Nur ein einzelner Hardware-Totalausfall

Echte Totalausfälle sind bei Apple aber die Ausnahme. Bei Software musste man mit Facetime als offenem Standard, dem Betriebssystem Copland und anderen zwar Misserfolge verkraften. Das letzte - und einzige - bereits angekündigte Hardware-Produkt, das dann wieder gestrichen wurde, liegt mehr als 30 Jahre zurück. Mit einer eigenen Macintosh-Office-Suite wollte der Konzern 1985 IBM Konkurrenz machen, verkaufte ein Netzwerk-System aus Rechnern, Laserdrucker und Dateiserver. Den Server konnte Apple aber nie ausliefern. Er sollte erst nachgereicht werden, vor seiner Fertigstellung wurde aber die übrige Suite wegen zu geringer Verkäufe aus dem Handel genommen.

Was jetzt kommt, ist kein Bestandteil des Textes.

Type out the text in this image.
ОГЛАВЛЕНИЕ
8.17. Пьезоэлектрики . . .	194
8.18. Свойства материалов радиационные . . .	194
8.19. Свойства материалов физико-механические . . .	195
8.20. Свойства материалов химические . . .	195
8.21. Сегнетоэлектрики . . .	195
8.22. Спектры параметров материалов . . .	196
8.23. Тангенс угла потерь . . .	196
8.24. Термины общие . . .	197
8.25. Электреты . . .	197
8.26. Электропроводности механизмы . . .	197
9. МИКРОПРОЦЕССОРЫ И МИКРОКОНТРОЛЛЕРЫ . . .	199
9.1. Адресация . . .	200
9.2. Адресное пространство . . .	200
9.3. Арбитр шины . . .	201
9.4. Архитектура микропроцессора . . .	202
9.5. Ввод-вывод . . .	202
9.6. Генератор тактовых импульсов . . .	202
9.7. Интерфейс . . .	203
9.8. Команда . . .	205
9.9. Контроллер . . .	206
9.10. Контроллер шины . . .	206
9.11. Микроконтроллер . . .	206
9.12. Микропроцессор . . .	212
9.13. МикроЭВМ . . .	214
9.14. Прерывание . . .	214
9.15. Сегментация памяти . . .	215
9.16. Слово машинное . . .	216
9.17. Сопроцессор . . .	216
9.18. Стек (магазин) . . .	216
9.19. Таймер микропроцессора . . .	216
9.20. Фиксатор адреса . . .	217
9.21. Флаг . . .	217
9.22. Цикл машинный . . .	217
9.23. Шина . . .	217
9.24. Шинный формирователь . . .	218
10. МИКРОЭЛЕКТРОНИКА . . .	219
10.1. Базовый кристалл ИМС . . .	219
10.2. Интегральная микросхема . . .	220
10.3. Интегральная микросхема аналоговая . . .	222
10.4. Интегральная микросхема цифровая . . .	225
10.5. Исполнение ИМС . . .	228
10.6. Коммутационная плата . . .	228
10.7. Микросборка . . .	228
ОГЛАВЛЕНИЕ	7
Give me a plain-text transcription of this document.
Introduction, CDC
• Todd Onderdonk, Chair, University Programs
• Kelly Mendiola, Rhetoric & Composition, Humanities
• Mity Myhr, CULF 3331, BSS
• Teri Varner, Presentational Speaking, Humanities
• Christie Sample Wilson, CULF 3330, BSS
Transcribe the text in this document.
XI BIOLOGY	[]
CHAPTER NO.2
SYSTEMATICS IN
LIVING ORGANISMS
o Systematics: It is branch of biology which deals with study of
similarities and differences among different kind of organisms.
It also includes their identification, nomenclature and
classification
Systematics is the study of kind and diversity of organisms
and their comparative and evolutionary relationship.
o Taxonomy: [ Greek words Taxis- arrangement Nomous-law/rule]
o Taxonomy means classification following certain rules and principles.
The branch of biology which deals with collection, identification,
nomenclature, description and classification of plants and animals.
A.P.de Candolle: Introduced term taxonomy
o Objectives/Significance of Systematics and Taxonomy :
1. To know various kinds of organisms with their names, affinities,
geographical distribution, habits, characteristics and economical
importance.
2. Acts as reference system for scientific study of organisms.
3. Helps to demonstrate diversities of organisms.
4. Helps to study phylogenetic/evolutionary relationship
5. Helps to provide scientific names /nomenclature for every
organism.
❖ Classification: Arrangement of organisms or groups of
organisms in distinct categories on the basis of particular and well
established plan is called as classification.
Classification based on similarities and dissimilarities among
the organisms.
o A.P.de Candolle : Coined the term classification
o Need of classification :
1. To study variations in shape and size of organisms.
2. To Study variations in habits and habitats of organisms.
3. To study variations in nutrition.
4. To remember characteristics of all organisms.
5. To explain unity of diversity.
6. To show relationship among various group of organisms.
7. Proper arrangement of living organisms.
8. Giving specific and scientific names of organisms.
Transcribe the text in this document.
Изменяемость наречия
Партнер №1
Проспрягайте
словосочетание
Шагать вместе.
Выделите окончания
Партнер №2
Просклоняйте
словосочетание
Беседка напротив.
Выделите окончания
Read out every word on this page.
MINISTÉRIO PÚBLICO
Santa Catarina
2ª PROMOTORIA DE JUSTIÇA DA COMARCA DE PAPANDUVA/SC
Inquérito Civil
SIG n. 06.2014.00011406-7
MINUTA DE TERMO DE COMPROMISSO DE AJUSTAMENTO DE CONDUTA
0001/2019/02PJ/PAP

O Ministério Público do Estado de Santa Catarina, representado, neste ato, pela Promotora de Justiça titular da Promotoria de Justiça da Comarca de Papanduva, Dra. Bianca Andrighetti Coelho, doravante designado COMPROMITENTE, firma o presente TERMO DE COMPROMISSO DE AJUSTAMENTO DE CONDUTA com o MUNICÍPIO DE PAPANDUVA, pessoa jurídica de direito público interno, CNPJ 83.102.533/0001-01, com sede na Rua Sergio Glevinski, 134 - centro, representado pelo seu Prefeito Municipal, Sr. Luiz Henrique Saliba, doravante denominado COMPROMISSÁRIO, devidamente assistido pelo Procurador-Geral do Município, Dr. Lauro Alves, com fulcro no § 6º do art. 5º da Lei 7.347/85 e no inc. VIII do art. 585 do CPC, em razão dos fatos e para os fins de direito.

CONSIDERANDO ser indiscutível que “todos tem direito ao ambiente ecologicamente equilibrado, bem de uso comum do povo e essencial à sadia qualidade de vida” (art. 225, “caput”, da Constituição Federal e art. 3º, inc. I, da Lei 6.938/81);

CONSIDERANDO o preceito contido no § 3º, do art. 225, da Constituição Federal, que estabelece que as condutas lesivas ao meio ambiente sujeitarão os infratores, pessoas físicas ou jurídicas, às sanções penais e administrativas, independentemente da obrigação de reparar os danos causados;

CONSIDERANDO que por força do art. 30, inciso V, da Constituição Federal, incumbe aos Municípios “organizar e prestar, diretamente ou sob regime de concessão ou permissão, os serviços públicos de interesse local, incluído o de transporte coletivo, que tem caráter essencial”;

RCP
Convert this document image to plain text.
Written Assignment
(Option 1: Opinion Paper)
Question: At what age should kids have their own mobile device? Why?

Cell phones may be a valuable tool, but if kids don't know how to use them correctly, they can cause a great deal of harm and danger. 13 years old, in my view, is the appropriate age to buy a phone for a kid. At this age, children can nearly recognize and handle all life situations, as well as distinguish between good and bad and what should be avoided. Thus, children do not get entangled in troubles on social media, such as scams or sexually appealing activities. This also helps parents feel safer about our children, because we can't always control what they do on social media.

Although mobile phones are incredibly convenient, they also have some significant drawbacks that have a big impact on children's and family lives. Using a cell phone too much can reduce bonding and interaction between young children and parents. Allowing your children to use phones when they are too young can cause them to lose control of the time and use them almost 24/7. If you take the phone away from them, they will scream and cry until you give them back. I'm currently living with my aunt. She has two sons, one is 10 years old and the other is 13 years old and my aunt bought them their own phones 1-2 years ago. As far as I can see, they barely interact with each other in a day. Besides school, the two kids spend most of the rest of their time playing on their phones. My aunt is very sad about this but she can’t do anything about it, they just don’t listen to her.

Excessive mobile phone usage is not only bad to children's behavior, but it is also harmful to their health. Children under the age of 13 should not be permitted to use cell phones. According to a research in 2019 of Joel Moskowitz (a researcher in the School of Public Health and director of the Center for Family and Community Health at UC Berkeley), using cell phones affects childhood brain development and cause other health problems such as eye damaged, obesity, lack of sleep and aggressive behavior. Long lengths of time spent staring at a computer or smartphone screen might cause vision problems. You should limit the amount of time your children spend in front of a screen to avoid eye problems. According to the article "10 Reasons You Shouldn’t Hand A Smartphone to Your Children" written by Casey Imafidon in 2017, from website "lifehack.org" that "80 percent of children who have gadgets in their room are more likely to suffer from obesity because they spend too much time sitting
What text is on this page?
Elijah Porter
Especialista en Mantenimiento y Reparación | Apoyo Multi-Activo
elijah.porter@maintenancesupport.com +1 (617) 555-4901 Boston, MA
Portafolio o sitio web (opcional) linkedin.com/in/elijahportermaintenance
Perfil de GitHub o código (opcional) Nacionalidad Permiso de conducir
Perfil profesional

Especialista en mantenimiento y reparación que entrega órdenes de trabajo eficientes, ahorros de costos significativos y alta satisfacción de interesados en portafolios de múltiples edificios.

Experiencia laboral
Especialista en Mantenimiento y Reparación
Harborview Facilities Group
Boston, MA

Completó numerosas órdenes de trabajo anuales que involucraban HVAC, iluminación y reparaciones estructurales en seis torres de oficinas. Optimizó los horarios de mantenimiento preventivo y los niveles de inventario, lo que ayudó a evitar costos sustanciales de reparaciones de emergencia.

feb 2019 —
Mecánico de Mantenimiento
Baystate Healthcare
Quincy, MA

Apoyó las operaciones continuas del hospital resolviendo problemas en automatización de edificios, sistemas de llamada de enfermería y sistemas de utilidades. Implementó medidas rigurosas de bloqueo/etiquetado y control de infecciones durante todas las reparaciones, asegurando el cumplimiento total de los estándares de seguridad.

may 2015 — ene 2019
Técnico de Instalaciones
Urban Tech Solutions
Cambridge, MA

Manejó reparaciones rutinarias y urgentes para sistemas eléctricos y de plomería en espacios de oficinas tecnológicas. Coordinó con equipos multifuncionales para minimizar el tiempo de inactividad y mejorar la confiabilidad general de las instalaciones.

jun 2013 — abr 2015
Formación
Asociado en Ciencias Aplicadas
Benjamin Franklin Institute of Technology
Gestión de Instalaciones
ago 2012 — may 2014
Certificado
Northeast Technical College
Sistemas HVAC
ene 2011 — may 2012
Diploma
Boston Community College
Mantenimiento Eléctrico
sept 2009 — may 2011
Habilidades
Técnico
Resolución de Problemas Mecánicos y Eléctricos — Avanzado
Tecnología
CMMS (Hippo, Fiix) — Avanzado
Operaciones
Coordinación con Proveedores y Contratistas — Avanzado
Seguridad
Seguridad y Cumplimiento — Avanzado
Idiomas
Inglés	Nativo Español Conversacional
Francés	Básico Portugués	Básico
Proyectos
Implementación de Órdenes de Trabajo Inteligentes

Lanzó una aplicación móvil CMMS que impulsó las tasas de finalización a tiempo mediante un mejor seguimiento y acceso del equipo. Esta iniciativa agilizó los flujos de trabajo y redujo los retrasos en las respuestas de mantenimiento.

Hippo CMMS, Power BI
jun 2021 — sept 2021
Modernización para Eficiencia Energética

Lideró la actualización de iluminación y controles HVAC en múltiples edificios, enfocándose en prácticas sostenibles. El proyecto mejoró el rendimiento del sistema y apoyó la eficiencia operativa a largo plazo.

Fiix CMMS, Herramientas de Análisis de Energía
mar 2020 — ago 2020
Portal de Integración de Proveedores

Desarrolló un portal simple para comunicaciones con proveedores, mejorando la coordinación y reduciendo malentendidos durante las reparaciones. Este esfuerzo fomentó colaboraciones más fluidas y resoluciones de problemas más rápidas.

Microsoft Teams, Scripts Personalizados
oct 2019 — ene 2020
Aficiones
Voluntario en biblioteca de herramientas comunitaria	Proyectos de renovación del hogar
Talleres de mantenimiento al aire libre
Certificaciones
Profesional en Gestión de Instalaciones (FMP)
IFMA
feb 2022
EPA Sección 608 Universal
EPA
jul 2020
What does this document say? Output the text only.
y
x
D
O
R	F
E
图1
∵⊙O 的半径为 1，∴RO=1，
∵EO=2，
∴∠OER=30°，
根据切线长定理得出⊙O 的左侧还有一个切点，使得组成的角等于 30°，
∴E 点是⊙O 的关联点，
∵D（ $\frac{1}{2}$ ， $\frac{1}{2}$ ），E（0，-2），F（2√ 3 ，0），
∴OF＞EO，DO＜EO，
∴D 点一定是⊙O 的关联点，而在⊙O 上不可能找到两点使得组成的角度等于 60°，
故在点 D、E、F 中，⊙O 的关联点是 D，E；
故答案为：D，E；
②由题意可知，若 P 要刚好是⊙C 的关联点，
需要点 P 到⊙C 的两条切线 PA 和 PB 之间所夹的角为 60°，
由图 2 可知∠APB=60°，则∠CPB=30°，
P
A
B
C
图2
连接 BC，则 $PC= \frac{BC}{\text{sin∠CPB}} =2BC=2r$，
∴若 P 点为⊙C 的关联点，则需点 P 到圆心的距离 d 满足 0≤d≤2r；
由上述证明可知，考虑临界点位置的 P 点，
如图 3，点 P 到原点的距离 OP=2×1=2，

Mit Verzögerungen musste Apple in den letzten Jahren allerdings häufiger kämpfen. Das iPhone X und das iPhone Xr veröffentlichte Apple erst einige Wochen nach der Ankündigung. Facetime für Gruppen wurde mehrfach nach hinten geschoben, sogar nach Release wegen Sicherheitsproblemen wieder abgeschaltet. Die ersten AirPods kamen später als angekündigt, auch das kabellose Ladecase für die Kopfhörer hatte der Konzern lange vor dem Verkaufsstart zusammen mit AirPower vorgestellt. Anders als die Ladematte kam es dann vorletzte Woche in den Handel.